Tak ingin merusak suasana lebih lanjut, aku masuk ke dalam rumah, melihat istriku yang sedang menyiapkan masakan lain. Tadi pagi sih katanya mau masak tom yam suki. Entah kenapa anak dan istriku selalu suka istilah-istilah aneh untuk makanan. Bagiku tom yam suki tidak lebih dari kuah pindang yang dimasukkan bahan makanan sesuka kita. Bisa sayur-sayuran, bakso, jamur, seafood...
Tunggu, seafood? Jangan-jangan sumber bau amisnya dari tom yam suki. Menyesal rasanya aku menuduh Mara yang bukan-bukan.
“Ma, cium tidak, amis sekali baunya! Mama pakai seafood apa sih buat suki nya? Mau muntah rasanya!”
Lana, istriku, menoleh keheranan. Sama herannya dengan Mara saat kutegur di depan tadi. Sontak ia menghampiri tanganku, dan menggeretnya ke depan kompor.
“Lihat pa, mama baru masak kuahnya. Kuah merah yang papa suka bilang kaya kuah pindang ini. Belum ada sayur mayur, bakso, apalagi seafood yang dimasukkan. Baru juga jam setengah 8. Kan jadwalnya kita mau makan suki sambil menikmati kembang api gratisan dari tetangga jam 12 nanti. Semua isi suki masih di kulkas. Kalau memang terbaui amis, jangan-jangan kulkas kita bocor lagi, atau pintunya nggak tertutup rapat.”
Benar juga. Tidak kutemui apa-apa saat kuaduk kuah merah pindang. Barang sebiji udang pun tidak ada. Bau kuah tom yam juga seperti biasa, tidak ada amis-amisnya. Aku makin keheranan, dari mana bau amis ini muncul. Sudah enek rasanya sedari tadi mencari sumber bau yang makin lama makin kuat. Awalnya hanya seperti bau satu ikan busuk. 10 menit kemudian jadi seperti 5 ikan busuk. 1 jam kemudian seperti seember penuh ikan busuk. Sumpah, amis sekali.

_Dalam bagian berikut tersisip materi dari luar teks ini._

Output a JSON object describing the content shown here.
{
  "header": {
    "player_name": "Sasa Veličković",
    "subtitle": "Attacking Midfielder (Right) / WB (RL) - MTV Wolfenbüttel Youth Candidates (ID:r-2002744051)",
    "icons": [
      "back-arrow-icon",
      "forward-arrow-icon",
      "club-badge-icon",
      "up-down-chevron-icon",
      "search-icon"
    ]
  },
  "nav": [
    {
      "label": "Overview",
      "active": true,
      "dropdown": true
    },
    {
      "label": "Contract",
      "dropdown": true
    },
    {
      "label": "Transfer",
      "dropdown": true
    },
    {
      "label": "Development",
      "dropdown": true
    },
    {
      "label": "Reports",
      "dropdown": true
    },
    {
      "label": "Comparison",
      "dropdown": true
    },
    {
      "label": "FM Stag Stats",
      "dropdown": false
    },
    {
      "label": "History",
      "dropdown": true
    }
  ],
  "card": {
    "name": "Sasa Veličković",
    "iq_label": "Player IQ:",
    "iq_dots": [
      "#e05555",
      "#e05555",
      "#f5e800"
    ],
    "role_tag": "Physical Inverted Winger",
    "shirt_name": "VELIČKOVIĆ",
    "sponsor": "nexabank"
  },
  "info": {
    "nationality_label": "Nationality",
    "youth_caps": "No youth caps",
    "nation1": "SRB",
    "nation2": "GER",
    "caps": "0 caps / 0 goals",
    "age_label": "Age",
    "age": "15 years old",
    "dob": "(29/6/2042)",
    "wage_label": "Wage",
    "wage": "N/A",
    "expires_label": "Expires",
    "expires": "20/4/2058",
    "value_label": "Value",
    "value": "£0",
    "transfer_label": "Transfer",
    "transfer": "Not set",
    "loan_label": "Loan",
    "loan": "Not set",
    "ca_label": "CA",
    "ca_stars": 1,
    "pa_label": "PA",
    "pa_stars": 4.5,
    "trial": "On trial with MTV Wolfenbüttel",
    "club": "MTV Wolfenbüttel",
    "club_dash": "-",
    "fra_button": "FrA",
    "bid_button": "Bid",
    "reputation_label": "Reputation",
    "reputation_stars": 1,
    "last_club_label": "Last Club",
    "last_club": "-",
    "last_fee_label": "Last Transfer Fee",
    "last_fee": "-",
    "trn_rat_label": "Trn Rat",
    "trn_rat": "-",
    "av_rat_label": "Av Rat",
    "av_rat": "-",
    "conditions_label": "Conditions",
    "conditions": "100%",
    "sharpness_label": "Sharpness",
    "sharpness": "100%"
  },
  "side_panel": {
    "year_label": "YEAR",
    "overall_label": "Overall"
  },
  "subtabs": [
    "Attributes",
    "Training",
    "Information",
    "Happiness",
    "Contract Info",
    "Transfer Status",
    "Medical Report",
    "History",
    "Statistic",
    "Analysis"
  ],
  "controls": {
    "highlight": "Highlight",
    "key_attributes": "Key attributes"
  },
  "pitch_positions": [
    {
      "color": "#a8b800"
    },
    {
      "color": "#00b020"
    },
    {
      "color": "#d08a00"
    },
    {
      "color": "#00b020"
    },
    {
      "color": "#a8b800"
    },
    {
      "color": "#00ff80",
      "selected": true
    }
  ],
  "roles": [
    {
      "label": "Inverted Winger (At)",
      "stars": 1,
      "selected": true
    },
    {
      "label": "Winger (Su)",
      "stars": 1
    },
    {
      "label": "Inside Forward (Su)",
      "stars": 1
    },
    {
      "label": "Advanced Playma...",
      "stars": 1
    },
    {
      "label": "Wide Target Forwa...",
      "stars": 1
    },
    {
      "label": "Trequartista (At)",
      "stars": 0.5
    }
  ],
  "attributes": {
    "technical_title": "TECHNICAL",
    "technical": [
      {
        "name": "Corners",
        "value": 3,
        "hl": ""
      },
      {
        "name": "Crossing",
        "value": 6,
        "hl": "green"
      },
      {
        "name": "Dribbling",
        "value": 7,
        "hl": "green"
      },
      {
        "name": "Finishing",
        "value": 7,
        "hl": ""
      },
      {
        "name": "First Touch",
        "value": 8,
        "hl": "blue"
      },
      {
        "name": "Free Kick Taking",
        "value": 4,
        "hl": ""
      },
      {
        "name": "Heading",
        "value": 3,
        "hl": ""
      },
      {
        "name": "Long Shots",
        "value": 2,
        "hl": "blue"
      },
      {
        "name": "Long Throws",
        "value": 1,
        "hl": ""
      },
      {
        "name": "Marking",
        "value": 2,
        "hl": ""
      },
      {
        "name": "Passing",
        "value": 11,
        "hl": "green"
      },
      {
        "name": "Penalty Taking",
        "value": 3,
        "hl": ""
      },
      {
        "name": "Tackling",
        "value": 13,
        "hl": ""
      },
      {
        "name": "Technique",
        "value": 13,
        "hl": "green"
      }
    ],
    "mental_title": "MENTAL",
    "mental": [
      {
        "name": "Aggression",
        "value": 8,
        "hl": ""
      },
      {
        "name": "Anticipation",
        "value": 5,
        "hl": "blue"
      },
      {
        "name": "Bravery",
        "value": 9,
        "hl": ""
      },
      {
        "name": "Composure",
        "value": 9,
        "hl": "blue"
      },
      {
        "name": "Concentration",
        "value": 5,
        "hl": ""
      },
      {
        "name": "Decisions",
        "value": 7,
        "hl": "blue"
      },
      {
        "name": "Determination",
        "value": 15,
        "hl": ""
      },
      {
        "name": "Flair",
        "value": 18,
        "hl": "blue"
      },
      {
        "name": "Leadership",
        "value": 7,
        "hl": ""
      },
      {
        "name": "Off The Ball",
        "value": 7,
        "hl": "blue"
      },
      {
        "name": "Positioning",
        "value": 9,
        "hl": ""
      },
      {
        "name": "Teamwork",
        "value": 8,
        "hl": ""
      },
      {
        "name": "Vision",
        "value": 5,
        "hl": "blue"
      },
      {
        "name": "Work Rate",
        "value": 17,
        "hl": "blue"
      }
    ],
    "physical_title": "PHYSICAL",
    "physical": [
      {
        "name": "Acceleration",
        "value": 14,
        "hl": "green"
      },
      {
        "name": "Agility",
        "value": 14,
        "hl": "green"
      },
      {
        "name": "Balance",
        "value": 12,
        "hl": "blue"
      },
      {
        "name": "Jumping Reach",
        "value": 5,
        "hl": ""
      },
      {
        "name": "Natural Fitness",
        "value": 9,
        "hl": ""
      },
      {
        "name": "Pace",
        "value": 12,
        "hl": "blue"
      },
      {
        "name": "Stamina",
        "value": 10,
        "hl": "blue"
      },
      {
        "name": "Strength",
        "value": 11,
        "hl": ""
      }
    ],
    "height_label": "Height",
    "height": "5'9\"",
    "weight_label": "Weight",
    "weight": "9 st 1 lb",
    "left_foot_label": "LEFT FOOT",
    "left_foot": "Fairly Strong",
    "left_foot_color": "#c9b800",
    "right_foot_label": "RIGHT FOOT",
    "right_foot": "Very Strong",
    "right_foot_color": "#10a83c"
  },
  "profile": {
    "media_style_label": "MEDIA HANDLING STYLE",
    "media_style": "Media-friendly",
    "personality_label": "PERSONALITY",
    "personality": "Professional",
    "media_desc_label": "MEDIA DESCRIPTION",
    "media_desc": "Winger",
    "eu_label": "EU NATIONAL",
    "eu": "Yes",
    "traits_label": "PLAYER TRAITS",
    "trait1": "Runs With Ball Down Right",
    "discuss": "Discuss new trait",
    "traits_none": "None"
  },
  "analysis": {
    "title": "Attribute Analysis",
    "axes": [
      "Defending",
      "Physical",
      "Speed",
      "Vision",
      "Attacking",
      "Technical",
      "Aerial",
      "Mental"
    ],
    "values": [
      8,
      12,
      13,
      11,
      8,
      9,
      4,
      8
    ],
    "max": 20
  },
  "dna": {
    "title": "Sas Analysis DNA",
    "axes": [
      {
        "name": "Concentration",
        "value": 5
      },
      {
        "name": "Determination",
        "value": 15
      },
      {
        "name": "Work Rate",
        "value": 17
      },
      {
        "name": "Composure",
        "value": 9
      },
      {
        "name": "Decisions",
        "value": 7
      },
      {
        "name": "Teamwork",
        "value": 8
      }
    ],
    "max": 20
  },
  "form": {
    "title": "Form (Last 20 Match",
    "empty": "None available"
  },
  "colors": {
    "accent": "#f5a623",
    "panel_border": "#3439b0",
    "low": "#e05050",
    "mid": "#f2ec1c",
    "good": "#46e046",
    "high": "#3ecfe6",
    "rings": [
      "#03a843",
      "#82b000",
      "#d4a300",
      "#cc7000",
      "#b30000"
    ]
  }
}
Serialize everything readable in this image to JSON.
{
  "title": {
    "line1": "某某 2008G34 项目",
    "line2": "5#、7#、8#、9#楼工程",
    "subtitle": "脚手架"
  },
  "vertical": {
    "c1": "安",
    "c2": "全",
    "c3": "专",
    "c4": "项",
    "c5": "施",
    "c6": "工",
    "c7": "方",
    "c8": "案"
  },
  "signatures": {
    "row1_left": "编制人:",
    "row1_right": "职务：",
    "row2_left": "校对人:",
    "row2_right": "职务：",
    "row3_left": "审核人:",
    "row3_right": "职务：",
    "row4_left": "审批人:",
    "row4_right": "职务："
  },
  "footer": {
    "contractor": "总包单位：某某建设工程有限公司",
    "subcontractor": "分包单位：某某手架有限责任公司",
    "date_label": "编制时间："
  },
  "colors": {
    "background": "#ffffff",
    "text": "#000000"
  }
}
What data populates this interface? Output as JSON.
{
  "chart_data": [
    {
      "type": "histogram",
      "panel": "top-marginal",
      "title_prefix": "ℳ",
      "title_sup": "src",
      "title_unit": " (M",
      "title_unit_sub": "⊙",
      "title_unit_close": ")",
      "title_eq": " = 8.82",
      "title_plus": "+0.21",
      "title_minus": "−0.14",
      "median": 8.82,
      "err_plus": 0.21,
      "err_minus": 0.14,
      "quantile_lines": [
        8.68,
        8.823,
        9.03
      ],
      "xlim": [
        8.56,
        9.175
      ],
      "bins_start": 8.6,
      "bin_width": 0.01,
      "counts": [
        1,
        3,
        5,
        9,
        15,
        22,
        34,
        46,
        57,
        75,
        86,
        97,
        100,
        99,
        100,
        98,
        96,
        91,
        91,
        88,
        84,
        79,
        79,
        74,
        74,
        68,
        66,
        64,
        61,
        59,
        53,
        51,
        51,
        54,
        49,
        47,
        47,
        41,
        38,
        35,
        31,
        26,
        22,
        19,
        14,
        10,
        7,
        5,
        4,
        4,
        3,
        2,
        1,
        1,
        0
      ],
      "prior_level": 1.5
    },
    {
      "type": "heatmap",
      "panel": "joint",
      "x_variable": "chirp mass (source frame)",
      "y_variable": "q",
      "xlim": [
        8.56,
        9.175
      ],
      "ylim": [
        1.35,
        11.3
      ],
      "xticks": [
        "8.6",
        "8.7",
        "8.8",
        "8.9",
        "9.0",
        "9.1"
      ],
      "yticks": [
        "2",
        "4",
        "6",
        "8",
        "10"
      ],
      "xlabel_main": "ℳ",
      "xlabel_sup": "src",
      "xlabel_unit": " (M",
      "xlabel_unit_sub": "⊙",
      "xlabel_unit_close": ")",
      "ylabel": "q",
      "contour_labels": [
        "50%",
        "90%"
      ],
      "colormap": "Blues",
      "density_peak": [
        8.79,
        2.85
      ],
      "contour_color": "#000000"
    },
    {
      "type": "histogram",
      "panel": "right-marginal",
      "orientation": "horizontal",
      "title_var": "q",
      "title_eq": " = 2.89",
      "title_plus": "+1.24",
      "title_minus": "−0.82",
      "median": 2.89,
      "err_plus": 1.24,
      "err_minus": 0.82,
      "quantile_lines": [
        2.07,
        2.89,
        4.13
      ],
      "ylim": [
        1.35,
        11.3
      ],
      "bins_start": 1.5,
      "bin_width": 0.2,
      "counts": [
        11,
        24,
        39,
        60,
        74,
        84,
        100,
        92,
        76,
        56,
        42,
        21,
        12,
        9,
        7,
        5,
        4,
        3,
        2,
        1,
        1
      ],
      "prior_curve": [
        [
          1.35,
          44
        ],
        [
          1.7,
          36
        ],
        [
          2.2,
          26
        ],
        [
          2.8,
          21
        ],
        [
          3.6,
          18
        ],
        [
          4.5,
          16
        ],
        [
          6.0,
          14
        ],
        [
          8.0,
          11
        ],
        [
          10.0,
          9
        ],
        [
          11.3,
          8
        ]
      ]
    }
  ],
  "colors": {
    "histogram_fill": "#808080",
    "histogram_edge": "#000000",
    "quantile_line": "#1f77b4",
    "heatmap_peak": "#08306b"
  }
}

Ah, barangkali memang kulkas di rumah rusak. Paling tidak itulah harapanku. Setidaknya kalau memang rusak, sumber bau amis ini sudah kutemukan. Tinggal buang saja seafood untuk suki, masalah selesai. Persetan dengan Mara yang mungkin marah karena tidak ada seafood di dalam kuah pindangnya. Itu urusan nanti.
Kucek pintu kulkas, semuanya tertutup rapat. Pasti pendinginnya yang rusak. Kubuka pintu kulkas, wajahku serasa beku ditampar angin dari kutub utara. Dinginnya kulkas seperti biasa. Tidak ada batu es yang meleleh. Masih kuyakinkan diri sendiri kalau memang kulkas yang rusak, sehingga bahan makanannya juga rusak. Kuteliti satu per satu bagian dari kulkas 2 pintu, namun hasil yang kudapatkan nihil.
“Aku ini cuma lulusan fakultas ekonomi. Tau apa soal kulkas. Aku hainul yakin ada bagian yang terlewatkan olehku. Pasti ada yang rusak!”
Malam ini juga kutelfon Amir, tukang reparasi alat elektronik apa saja langganan keluargaku. Dia sudah pernah membetulkan televisi di ruang keluarga, AC di kamar Mara, kompor listrik, pompa air, dan berbagai alat lainnya yang berkaitan dengan listrik. Awalnya Amir ogah-ogahan, bilang kalau dia sedang kumpul dengan keluarganya main kartu, tapi dengan iming-iming uang yang besar, runtuh sudah harapan anak istrinya untuk ditemani main kartu oleh ayah dan suami tercinta.
“Mir, ini kulkasku rusak! Padahal baru juga dibeli 2 bulan yang lalu.”